In the morning session, the gold price was under slight pressure. The current trading volume is below US$1,800. Yesterday, the price of gold remained firm above US$1,800. The yield on U.S. Treasury fell. Earlier, the minutes of the Federal Reserve’s June meeting showed that officials believed that the economic recovery has not yet been achieved. Substantial progress” goal.
The minutes show that officials generally believe that the threshold for reducing the scale of monthly debt purchases has not yet been reached, but it is expected that under the continuous improvement of the economy, the discussion of gradually reducing debt purchases will continue to make progress.
The trajectory of the market does not necessarily run the way we like. There are some things you don’t like, but you have to do; there are some quotes you don’t like, but you have to think about it. When encountering trends that we don’t like but are unable to change, the only thing we can do is to endure. After enduring the lonely night, the sky will be bright; after enduring the cold winter, spring will come. The patience is calm and calm, and no matter how difficult the trend is, it is nothing but a cloud.
Because the minutes of the Fed meeting are basically in line with market expectations, rather than showing more unexpected hawkish signals. The threshold for reducing the bond purchase plan has not yet been reached. The rising inflation largely reflects temporary factors. The weakness of U.S. bond yields has pushed up the price of gold. However, as the Fed is still showing a hawkish stance, the US dollar quickly rebounded, and the current gold price has begun to fall gradually.
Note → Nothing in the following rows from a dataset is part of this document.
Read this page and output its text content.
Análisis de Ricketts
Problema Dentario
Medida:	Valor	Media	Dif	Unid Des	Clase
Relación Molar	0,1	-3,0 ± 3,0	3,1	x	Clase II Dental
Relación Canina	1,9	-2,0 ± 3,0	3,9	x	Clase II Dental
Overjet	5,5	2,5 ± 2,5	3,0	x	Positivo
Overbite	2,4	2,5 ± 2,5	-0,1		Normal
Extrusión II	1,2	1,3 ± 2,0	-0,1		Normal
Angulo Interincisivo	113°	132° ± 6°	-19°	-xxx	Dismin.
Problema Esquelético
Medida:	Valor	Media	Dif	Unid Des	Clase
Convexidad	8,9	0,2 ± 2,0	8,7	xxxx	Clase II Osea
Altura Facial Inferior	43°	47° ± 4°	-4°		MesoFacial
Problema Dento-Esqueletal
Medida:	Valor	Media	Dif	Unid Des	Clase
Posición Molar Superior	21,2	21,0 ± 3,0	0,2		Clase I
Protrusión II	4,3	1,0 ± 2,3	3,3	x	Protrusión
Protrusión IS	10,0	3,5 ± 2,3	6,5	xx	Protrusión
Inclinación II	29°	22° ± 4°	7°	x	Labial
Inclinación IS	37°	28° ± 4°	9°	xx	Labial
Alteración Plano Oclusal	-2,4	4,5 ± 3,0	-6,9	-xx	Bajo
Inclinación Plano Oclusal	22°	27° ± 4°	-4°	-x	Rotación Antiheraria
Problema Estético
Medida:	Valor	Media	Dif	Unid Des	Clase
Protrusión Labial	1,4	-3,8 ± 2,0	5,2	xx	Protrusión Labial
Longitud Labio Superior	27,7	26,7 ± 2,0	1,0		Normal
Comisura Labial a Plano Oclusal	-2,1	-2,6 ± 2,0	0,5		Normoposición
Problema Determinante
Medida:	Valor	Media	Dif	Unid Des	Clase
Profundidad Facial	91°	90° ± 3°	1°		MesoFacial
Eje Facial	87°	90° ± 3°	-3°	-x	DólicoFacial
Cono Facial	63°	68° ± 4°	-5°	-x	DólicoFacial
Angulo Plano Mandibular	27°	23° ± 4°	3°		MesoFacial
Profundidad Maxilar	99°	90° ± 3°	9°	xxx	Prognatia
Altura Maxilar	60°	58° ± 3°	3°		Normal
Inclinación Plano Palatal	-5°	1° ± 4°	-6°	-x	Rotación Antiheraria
The lower support once again tested the 1750~1780 range. There will be a game in the short term. From the perspective of the rebounding strength of the U.S. index, it is unlikely that the gold price will regain the bullish momentum, but the possibility of a downward breakthrough with the help of the meeting minutes. It will be greatly strengthened. The lower 1750 is the key. When it climbed upwards, it took several weeks to stabilize and break through. So it is reasonable to suffer short-term support. The breakthrough here is connected to the 1730~1700 support, so in the market Before breaking through, maintain the baptism of shock within the interval, and slowly wait for the market to further break through. Our petition 1800~1820 to build a position is still applicable, first look at 1780 and then 1750 support, if you can break, you can follow 1730~1700.
Brother Silver’s words also dived step by step from the high of 26.7 the day before yesterday. After the highest test of 26.4 yesterday, it directly penetrated the 26 mark. After the morning Asian market oscillated around the 26 mark, it has already broken down at this time, so today’s lower support will first look at 25.8. Looking at the 25.5 support later, now that this rally is over, a new round of breaking down will also come. The position we built in the upper 26.3~26.5 range is still applicable to the near-term pattern. First, slowly look at the 25.5 support, and then at 25.3, where we are lost. After that, 24.4~23.5 is the key watershed defense. The current market continuity is not strong. Under the unilateral trend, there is still a strong rebound. Keep patience and wait for the market to test further.